Major U.S. indexes had been gaining solidly for much of the day, following a steep drop to start the week.

The Nasdaq on Wednesday closed more that 10% below its November all-time high, confirming it was in a correction. The tech-heavy index has now fallen nearly 12% from its record high and on Thursday closed at its lowest level since June.

“There seems to be a whole lack of conviction," said Randy Frederick, vice president of trading and derivatives for Charles Schwab (NYSE:SCHW). "The dip-buyers step in, but then they run out of momentum.”

The Dow Jones Industrial Average fell 313.26 points, or 0.89%, to 34,715.39, the S&P 500 lost 50.03 points, or 1.10%, to 4,482.73 and the Nasdaq Composite dropped 186.24 points, or 1.3%, to 14,154.02.

Of 11 major S&P 500 sectors, 10 finished lower, with the consumer discretionary sector falling 1.9%. Utilities eked out a 0.1% gain.

Putting a further damper on growth stocks, shares of Peloton Interactive (NASDAQ:PTON) tumbled nearly 24% after CNBC reported that the exercise bike maker is pausing production of its connected fitness products as demand wanes and the company looks to control costs. Peloton was one of the mainstays of the stay-at-home trade in 2020.

After the bell, shares of Netflix (NASDAQ:NFLX) dropped sharply after the company fell short of Wall Street forecasts for new subscribers at the end of last year and offered a weaker-than-expected forecast for early 2022.

Stocks have gotten off to a rocky start in 2022, as a fast rise in Treasury yields amid concerns the Federal Reserve will become aggressive in controlling inflation has particularly hit tech and growth shares. The benchmark S&P 500 is down nearly 6% so far this year.

"I just think we're in for a kind of rocky period here for the month of January," said Peter Tuz, president of Chase Investment Counsel in Charlottesville, Virginia. "Valuations are high, rates are going up, the outlook is murky -- there's more to worry about now than there was several months ago."

Investors are also turning to fourth-quarter earnings reports as they start to roll in.

Shares of Travelers (NYSE:TRV) Cos rose 3.2% after the property and casualty insurer reported a record quarterly profit.

Baker Hughes shares climbed 1.6% after the company reported an adjusted quarterly profit and topped analysts' earnings expectations as higher energy prices fuel demand for its equipment and services.

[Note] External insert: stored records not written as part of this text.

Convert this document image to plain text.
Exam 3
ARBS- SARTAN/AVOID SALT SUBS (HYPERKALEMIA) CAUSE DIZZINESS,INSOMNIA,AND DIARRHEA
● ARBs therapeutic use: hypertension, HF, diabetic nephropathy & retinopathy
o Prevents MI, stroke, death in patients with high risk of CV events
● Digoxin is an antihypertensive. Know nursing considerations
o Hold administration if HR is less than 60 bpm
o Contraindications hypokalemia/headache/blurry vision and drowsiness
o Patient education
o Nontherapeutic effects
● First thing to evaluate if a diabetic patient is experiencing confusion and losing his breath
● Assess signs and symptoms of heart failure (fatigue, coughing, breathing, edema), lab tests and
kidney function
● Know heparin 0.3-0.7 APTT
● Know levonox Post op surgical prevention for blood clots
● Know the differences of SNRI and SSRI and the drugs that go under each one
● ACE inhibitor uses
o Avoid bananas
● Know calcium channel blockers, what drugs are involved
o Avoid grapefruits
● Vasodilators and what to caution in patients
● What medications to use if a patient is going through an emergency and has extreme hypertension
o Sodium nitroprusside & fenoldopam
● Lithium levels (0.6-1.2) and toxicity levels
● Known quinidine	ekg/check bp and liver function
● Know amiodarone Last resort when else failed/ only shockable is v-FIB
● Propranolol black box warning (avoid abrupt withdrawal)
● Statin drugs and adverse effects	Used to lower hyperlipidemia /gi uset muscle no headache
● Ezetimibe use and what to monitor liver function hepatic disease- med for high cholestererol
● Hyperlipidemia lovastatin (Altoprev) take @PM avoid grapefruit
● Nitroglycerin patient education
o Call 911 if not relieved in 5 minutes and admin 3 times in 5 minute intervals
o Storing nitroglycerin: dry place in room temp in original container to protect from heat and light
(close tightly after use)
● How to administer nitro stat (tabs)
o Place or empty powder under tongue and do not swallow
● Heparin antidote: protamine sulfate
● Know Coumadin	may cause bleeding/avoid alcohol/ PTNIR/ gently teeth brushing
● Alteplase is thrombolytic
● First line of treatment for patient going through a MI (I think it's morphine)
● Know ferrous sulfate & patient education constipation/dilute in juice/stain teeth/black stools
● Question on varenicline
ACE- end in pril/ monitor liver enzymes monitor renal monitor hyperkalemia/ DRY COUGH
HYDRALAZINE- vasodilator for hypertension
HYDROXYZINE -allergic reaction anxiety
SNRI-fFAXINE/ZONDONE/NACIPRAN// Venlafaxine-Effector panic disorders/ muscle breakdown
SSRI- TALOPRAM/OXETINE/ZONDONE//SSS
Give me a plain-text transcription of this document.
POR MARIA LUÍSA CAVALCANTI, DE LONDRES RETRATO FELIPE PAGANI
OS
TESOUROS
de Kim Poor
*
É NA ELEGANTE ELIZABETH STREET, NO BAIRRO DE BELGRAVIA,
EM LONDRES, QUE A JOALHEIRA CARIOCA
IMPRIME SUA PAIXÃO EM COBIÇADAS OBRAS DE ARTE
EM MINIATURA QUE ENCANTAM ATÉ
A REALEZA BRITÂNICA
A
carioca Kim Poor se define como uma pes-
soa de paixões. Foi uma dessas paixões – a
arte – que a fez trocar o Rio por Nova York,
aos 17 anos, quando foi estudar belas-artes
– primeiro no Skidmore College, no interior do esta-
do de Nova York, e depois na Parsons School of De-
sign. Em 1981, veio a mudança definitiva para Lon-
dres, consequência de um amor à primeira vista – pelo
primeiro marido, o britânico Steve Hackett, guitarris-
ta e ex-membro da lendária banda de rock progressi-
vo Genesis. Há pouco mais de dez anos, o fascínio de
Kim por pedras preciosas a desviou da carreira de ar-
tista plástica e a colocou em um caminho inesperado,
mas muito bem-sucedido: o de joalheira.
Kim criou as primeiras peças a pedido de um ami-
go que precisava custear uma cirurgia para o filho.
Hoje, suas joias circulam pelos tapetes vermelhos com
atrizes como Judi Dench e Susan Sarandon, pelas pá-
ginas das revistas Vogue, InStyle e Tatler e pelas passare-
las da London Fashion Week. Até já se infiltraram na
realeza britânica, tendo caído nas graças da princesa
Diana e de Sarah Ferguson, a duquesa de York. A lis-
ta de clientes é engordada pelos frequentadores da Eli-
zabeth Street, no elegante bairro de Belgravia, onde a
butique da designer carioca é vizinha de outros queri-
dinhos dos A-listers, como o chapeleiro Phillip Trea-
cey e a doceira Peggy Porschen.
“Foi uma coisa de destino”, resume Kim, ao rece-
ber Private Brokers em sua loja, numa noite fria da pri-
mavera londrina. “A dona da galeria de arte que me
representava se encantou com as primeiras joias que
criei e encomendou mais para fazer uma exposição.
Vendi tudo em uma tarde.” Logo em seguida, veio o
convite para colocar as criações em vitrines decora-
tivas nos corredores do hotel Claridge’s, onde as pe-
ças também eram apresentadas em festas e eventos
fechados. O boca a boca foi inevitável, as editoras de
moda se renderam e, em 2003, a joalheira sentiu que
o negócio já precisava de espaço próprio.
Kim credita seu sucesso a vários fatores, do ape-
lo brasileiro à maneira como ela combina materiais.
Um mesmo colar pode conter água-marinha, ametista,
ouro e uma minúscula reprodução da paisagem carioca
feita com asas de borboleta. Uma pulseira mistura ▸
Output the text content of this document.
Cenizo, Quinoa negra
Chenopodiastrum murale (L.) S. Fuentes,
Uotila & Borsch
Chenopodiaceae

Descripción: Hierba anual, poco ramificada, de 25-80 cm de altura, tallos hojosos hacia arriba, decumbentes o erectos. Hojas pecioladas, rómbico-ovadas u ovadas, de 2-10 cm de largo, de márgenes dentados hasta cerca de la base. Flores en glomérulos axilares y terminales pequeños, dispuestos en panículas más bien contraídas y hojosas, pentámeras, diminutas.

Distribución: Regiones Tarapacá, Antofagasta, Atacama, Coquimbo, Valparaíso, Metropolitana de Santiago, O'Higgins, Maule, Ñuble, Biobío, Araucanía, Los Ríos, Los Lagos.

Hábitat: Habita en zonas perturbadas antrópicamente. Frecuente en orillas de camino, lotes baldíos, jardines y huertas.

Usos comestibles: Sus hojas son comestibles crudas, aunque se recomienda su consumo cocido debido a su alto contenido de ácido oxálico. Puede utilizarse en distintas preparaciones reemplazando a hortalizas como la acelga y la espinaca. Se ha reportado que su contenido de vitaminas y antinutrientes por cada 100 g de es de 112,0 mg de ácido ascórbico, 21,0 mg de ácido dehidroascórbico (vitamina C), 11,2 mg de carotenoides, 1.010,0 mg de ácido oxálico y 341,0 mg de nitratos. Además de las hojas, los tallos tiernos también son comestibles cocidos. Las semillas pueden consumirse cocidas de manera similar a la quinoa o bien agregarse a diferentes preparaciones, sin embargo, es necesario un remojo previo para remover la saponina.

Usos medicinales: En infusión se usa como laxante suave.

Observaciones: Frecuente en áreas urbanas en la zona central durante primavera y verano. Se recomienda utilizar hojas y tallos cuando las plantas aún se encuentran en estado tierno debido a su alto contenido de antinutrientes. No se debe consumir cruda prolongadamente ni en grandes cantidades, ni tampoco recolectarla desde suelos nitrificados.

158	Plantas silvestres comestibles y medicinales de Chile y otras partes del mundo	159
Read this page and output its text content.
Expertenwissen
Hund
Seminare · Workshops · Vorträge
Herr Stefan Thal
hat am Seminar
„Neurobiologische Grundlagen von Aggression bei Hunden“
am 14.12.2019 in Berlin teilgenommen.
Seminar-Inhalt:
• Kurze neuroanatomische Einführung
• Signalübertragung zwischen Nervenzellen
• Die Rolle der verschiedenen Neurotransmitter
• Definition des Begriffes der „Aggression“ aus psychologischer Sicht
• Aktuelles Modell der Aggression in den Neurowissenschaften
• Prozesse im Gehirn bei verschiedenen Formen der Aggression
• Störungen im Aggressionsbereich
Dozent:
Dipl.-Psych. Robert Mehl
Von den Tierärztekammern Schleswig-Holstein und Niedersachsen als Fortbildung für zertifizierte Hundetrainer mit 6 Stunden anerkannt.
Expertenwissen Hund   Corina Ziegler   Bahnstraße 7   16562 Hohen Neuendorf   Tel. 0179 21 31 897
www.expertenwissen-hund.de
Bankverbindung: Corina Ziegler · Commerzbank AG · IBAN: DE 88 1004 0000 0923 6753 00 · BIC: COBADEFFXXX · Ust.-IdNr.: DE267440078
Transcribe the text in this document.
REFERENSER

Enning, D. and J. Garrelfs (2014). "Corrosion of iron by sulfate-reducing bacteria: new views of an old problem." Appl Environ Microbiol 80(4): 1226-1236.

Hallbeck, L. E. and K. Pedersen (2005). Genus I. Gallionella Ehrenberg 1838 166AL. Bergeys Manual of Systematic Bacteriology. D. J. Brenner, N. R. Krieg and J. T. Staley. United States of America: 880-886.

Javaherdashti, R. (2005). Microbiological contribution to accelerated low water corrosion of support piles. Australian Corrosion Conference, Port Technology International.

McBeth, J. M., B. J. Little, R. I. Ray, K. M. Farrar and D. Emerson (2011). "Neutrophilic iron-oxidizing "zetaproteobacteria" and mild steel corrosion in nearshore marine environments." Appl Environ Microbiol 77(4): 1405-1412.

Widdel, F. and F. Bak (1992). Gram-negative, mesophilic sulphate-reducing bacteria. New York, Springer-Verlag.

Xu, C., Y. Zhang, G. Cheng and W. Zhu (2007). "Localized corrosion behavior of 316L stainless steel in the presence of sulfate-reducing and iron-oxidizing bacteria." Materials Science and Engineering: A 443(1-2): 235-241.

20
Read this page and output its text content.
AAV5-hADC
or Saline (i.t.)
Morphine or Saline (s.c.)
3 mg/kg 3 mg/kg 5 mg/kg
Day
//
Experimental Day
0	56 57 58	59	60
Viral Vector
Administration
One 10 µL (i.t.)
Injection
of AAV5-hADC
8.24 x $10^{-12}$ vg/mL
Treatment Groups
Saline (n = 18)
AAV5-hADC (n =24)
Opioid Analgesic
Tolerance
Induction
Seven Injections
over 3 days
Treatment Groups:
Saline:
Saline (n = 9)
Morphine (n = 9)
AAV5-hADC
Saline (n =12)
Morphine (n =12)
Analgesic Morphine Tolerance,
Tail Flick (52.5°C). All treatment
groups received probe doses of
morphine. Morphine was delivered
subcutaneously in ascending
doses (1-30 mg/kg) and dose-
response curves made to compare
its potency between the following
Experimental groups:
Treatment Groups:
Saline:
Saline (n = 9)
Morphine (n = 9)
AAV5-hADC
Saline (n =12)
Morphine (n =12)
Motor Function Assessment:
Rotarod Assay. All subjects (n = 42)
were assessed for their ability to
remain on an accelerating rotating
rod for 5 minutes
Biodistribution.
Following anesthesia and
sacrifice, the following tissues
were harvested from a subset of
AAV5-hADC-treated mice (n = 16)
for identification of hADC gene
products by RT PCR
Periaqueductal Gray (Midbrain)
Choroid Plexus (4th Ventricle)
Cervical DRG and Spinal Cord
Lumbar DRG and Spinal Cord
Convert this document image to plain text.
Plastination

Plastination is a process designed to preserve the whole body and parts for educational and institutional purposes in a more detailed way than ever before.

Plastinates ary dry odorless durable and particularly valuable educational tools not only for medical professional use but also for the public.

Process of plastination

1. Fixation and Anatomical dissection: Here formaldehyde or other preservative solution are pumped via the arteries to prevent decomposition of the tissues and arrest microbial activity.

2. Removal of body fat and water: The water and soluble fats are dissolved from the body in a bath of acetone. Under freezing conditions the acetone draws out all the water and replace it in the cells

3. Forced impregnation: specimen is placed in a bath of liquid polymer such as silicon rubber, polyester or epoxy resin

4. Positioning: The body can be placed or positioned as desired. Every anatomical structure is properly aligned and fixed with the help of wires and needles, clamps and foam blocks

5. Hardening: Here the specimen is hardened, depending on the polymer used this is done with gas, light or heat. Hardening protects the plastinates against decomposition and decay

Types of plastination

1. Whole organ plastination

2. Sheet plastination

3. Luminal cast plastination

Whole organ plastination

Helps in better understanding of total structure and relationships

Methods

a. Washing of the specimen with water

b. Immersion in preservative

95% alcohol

Data on Thursday showed the number of Americans filing new claims for unemployment benefits unexpectedly rose last week, likely as a winter wave of COVID-19 infections disrupted business activity.

The NYSE Tick index, which measures stocks making an uptick and subtracts stocks making a downtick, plunged to a low of -2,007 late in the session. That was the sixth lowest intraday tick in history using Refinitiv data back to early 1989.

Declining issues outnumbered advancing ones on the NYSE by a 2.75-to-1 ratio; on Nasdaq, a 2.39-to-1 ratio favored decliners.

The S&P 500 posted 12 new 52-week highs and eight new lows; the Nasdaq Composite recorded 18 new highs and 545 new lows.

About 11.9 billion shares changed hands in U.S. exchanges, compared with the 10.1 billion daily average over the last 20 sessions.